At Emma & Posh, a contemporary division of New York-based Knitworks Inc., the company has lowered wholesale prices about 30 percent for fall, opting to take a hit on margin.
“We don’t want to be greedy. We want to make it so we can continue to work with everybody,” said Albana Eberli, the label’s director of merchandising.
The company’s 12-gauge 100 percent cashmere sweaters, sold to Henri Bendel and others, are a core business. This year, they’re offering basics with updates (a poet sleeve or button detailing, for example) for $60 to $75.
They’re also experimenting with bottoms done in Japanese denim, stretch cottons and silks. “I’m looking for feedback,” she said. “It’s helpful to work face-to-face and really see what someone’s reaction is to fall.”

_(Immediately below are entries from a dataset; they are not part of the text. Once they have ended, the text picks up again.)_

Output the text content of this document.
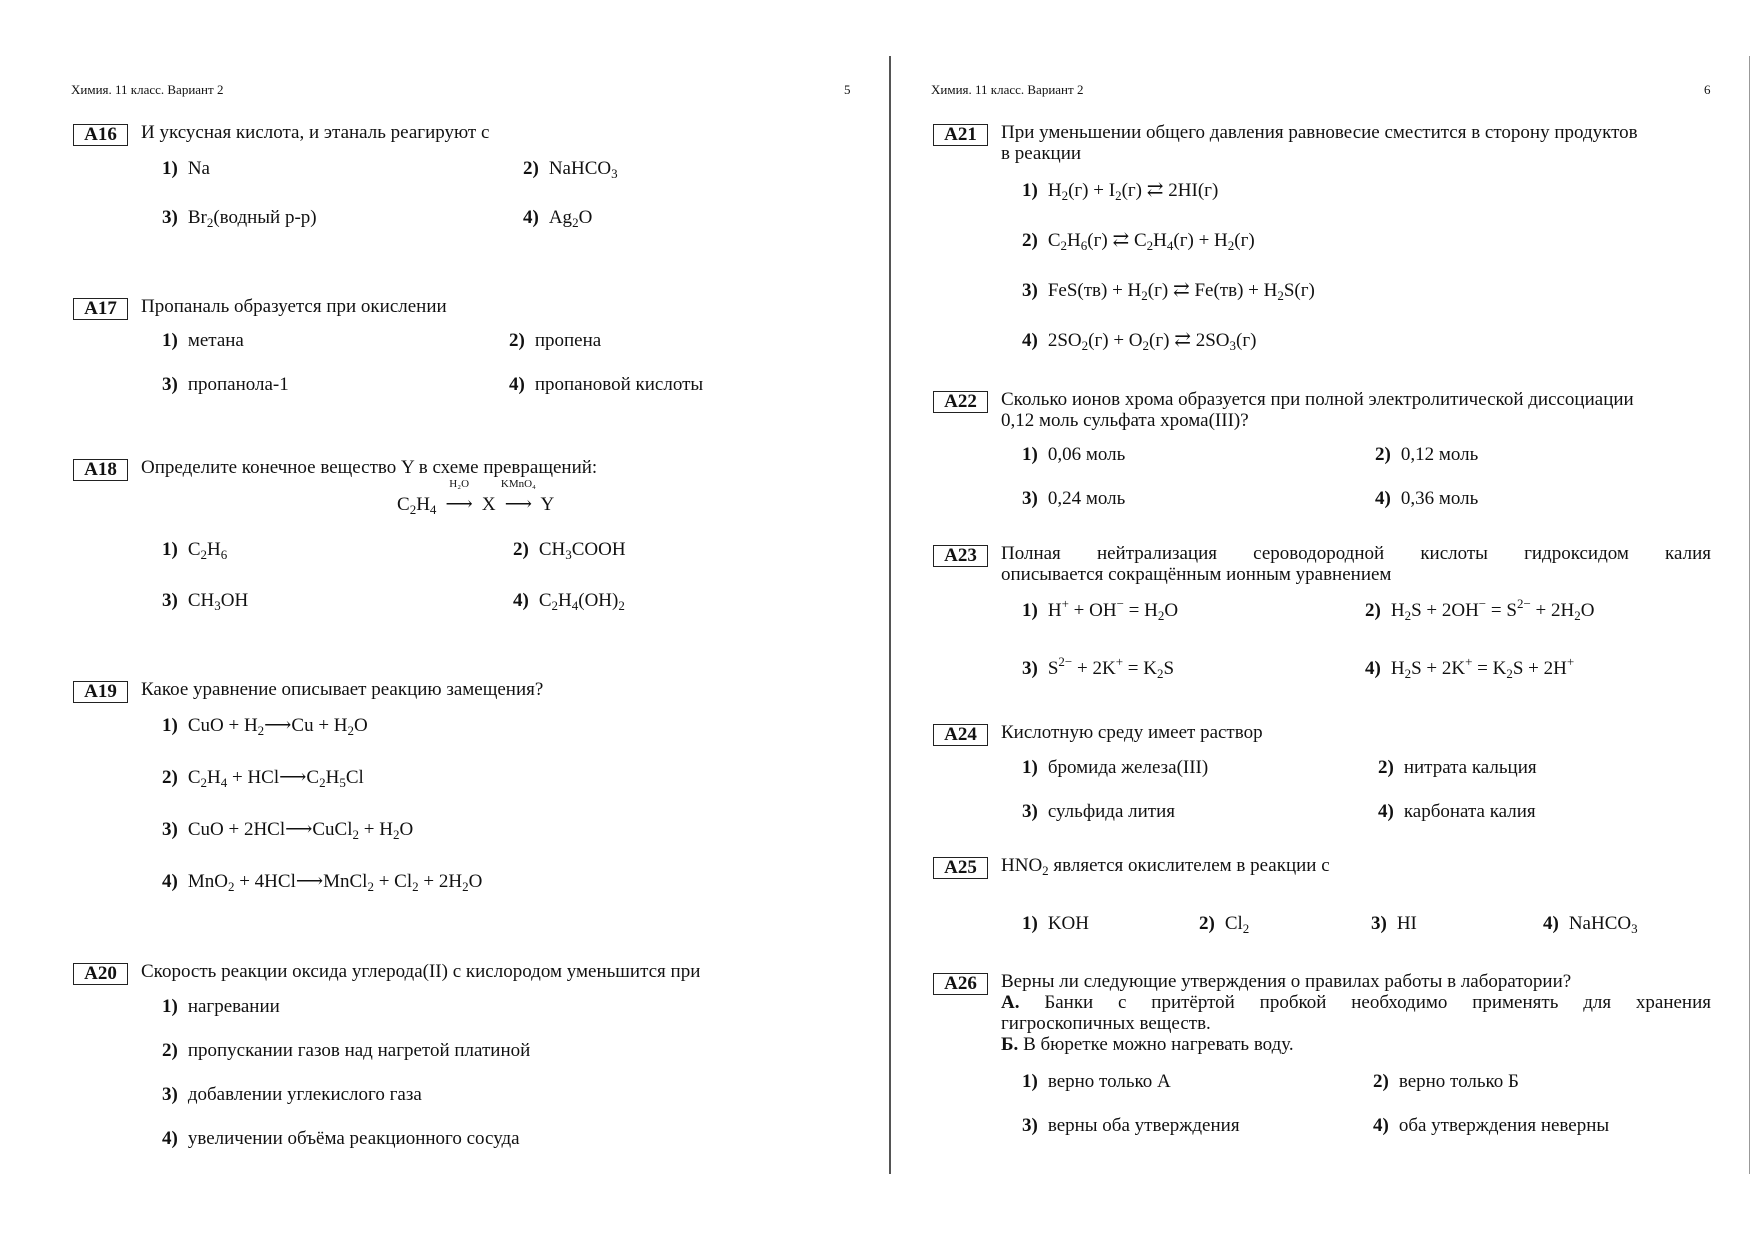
Химия. 11 класс. Вариант 2	5
A16	И уксусная кислота, и этаналь реагируют с
1) Na	2) NaHCO$_3$
3) $Br_2(водный$ р-р)	4) $Ag_2O$
A17	Пропаналь образуется при окислении
1) метана	2) пропена
3) пропанола-1	4) пропановой кислоты
A18	Определите конечное вещество Y в схеме превращений:
$C_2H_4$
H₂O
⟶ X
KMnO₄
⟶ Y
1) $C_2H_6$	2) $CH_3COOH$
3) $CH_3OH$	4) $C_2H_4(OH)_2$
A19	Какое уравнение описывает реакцию замещения?
1) CuO + $H_2⟶Cu + H_2O$
2) $C_2H_4$ + $HCl⟶C_2H_5Cl$
3) CuO + 2HCl⟶CuCl$_2$ + $H_2O$
4) MnO$_2$ + 4HCl⟶MnCl$_2$ + $Cl_2 + 2H_2O$
A20	Скорость реакции оксида углерода(II) с кислородом уменьшится при
1) нагревании
2) пропускании газов над нагретой платиной
3) добавлении углекислого газа
4) увеличении объёма реакционного сосуда
Химия. 11 класс. Вариант 2	6
A21	При уменьшении общего давления равновесие сместится в сторону продуктов
в реакции
1) $H_2(г) + I_2(г)$ ⇄ 2HI(г)
2) $C_2H_6(г)$ ⇄ $C_2H_4(г) + H_2(г)$
3) $FeS(тв) + H_2(г)$ ⇄ $Fe(тв) + H_2S(г)$
4) $2SO_2(г) + O_2(г)$ ⇄ $2SO_3(г)$
A22	Сколько ионов хрома образуется при полной электролитической диссоциации
0,12 моль сульфата хрома(III)?
1) 0,06 моль	2) 0,12 моль
3) 0,24 моль	4) 0,36 моль
A23	Полная нейтрализация сероводородной кислоты гидроксидом калия
описывается сокращённым ионным уравнением
1) $H^+ + OH^- = H_2O$	2) $H_2S + 2OH^- = S^{2-} + 2H_2O$
3) $S^{2-} + 2K^+ = K_2S$	4) $H_2S + 2K^+ = K_2S + 2H^+$
A24	Кислотную среду имеет раствор
1) бромида железа(III)	2) нитрата кальция
3) сульфида лития	4) карбоната калия
A25	$HNO_2$ является окислителем в реакции с
1) KOH	2) $Cl_2$	3) HI	4) NaHCO$_3$
A26	Верны ли следующие утверждения о правилах работы в лаборатории?
А. Банки с притёртой пробкой необходимо применять для хранения
гигроскопичных веществ.
Б. В бюретке можно нагревать воду.
1) верно только А	2) верно только Б
3) верны оба утверждения	4) оба утверждения неверны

Javier Siordia, showroom director of Los Angeles-based For Love and Liberty, said the line has returned to its feminine roots after going “too bubblegum” young in recent seasons.
This time out, T-shirts and silk tops will make a more coordinated statement so that retailers can present them together. The label has also crafted an assortment of Empire-waist dresses in silk chiffon and other fabrics. “We’re coming back to feminine whimsy — more silks, laces, beaded trims,” he said.
Accessories vendors represented at Project are hoping they’ll pick up business. Because of their perceived versatility, accessories have tended to out-perform apparel in economic downturns.
Megan Benson, spokeswoman for jewelry firm Alex and Ani, believes that the brand’s backstory — founder Carolyn Rafaelian produces her line in her family’s Cranston, R.I., factory — is a competitive advantage as consumers look for more social responsibility in their shopping. The brand will show its new Halo collection, a delicate disk charm in gold vermeil or sterling embellished with a cherub, saint or Buddah on a 16-inch chain, wholesaling for $38.
Los Angeles accessories label Dillon Rogers — known for leather bracelets embossed with positive messages — sourced vintage dies from the Seventies and Eighties and used them to embellish a new line of leather belts.
“We were up 25 percent in 2008, and 2009 looks just as good,” noted Geoffrey Dillon, the company’s chief financial officer. He attributed the eight-year-old brand’s gains to “a very tight price point and doing all of our production inhouse.”